The University of Iowa Graduate College and UI Libraries Digital Scholarship & Publishing Studio have selected eight graduate students for the 2026 Digital Scholarship & Publishing Summer Fellowship Program.
The eight-week program, which runs June 15 through Aug. 6, provides mentored digital scholarship development through coursework and hands-on application, along with training in tools and techniques to support innovative research and creative work.
Fellows will present their research and digital project progress at a public event at 1:30 p.m. Wednesday, Aug. 5, in the Franklin Miller Screening Room (Adler Journalism Building E105). The public is welcome to attend the presentation event and reception.
2026 fellows and projects
- Maya Arthur, poetry, MFA
Arthur will create a short-form video examining shifts in Black self-representation in Paris from the 1900 Exposition to the early 20th century. Combining archival materials, animated visuals, and original poetry, the project explores changes in visual expression and artistic presence. The work will also serve as a component of her MFA thesis.
- Akachukwu Ikefuama, journalism and mass communication, PhD
Ikefuama will build digital research skills, including web data collection, dataset organization, text analysis, and visualization. By examining a sample of online newspapers across Germany, Nigeria, and the United States, he plans to use digital methodologies to measure precarity in these nations. This work supports his dissertation on journalistic working conditions across multiple countries through comparative analysis of text-based data.
- Bryan Kendall, pharmacy, PhD
Kendall will examine commercial development and infrastructure differences of pharmaceutical trade routes between the eastern and western United States. Using a sunken steamboat that was wrecked in the Missouri River near Omaha in 1865 as a case study will give insights into Midwest and U.S. history.
- Ei Miyauchi, sociology, Ph.D.
Miyauchi will develop a data visualization project based on prior research into attitudes toward immigration across multiple countries. The project will illustrate similarities and differences in survey responses across several dimensions.

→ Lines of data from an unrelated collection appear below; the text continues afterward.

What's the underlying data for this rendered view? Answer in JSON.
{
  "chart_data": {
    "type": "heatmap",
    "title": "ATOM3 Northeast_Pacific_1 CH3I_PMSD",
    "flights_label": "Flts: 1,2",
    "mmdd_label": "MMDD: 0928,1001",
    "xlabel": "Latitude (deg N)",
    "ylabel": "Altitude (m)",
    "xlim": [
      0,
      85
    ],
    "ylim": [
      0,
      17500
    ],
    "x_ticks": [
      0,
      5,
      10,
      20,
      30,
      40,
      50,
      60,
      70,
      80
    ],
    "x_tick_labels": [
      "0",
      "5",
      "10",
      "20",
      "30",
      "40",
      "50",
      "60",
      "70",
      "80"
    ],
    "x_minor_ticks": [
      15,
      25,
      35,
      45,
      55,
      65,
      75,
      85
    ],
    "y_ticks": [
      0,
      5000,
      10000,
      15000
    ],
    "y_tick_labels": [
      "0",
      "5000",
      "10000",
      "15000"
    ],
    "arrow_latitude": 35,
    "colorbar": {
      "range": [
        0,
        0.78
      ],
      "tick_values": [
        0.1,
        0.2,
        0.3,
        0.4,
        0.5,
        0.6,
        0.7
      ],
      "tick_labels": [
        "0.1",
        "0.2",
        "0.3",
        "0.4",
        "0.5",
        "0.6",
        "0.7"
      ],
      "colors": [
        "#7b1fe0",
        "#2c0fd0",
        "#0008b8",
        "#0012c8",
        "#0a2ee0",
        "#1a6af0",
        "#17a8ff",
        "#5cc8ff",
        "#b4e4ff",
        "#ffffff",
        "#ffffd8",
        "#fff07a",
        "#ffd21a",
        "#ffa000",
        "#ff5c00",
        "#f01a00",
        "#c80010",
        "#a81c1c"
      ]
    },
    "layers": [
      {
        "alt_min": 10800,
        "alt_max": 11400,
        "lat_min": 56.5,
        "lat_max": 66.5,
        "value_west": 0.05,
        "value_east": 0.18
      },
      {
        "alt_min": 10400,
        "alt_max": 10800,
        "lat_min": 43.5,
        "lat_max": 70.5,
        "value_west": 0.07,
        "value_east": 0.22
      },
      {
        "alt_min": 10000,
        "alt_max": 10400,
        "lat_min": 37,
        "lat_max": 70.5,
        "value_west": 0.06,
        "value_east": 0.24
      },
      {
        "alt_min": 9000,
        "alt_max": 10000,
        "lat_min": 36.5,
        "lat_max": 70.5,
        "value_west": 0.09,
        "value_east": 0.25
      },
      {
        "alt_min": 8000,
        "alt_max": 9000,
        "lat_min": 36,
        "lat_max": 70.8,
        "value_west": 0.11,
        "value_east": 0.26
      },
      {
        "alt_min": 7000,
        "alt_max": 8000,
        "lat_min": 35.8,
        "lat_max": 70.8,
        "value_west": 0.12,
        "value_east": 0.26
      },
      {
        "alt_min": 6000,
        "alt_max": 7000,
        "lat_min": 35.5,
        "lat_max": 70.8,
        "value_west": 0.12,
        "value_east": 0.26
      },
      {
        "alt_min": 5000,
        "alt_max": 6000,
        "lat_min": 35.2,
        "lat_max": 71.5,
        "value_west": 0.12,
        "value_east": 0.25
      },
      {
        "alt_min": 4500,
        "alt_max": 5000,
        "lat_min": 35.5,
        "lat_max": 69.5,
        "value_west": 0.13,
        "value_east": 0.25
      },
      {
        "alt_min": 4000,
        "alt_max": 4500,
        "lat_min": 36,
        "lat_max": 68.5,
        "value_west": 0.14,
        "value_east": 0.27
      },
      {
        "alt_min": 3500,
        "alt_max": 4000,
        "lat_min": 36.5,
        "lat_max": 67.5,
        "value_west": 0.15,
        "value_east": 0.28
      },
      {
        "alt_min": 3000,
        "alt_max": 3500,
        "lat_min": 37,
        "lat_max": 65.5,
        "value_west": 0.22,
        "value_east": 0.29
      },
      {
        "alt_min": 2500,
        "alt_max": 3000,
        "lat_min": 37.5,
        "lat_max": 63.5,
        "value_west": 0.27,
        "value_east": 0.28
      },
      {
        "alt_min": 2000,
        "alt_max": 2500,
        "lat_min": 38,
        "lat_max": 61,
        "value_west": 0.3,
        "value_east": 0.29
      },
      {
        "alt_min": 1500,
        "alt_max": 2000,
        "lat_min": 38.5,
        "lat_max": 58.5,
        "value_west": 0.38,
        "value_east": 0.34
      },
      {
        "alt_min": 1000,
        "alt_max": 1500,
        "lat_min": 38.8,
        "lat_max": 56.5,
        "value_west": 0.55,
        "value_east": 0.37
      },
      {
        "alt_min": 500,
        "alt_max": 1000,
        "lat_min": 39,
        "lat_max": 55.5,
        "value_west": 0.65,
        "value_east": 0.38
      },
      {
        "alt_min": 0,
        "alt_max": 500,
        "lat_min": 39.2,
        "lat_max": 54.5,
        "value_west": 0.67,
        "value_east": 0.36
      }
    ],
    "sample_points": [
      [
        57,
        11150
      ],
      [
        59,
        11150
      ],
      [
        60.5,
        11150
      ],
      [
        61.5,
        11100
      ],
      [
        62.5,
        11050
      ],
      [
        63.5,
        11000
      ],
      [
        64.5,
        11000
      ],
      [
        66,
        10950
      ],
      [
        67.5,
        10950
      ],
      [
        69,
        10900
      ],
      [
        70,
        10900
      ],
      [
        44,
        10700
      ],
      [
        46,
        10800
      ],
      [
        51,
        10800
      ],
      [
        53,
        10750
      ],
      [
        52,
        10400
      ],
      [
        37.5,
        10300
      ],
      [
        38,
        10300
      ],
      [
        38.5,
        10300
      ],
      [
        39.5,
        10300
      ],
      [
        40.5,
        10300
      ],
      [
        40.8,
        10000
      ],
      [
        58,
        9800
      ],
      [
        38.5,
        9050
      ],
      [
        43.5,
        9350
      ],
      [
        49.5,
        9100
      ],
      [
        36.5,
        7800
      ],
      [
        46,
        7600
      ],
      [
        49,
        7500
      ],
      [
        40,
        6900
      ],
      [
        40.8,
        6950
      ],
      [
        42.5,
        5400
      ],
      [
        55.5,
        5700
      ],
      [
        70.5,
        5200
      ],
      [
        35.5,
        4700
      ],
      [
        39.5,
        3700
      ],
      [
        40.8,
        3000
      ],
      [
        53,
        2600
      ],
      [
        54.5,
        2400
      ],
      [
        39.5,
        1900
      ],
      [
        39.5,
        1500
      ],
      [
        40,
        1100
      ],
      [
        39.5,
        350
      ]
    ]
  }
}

- Ollie Oliver, book arts, MFA
Oliver will create a map and census of book arts tools to document and connect access to specialized equipment. The project is designed to help artists locate and share resources and expand access beyond institutional settings.
- John Tappen, American studies, PhD
Tappen will build a digital site that integrates data visualization and qualitative analysis to examine trends in nonstandard employment in the United States. The project will combine statistical data with historical and cultural materials.
- Samuel Taylor, geography, PhD
Taylor will develop a digital storytelling project that translates satellite-based water quality monitoring and machine learning results into accessible formats. Using GIS tools, the work aims to improve understanding of environmental data for decision-makers and stakeholders.
- Zachary Vanes, cinematic arts, PhD
Vanes will digitize issues of Multi-Images Journal (1978–1980) to create an accessible archive. The project will support research on the transition in audiovisual media technologies and enable further analysis of the publication.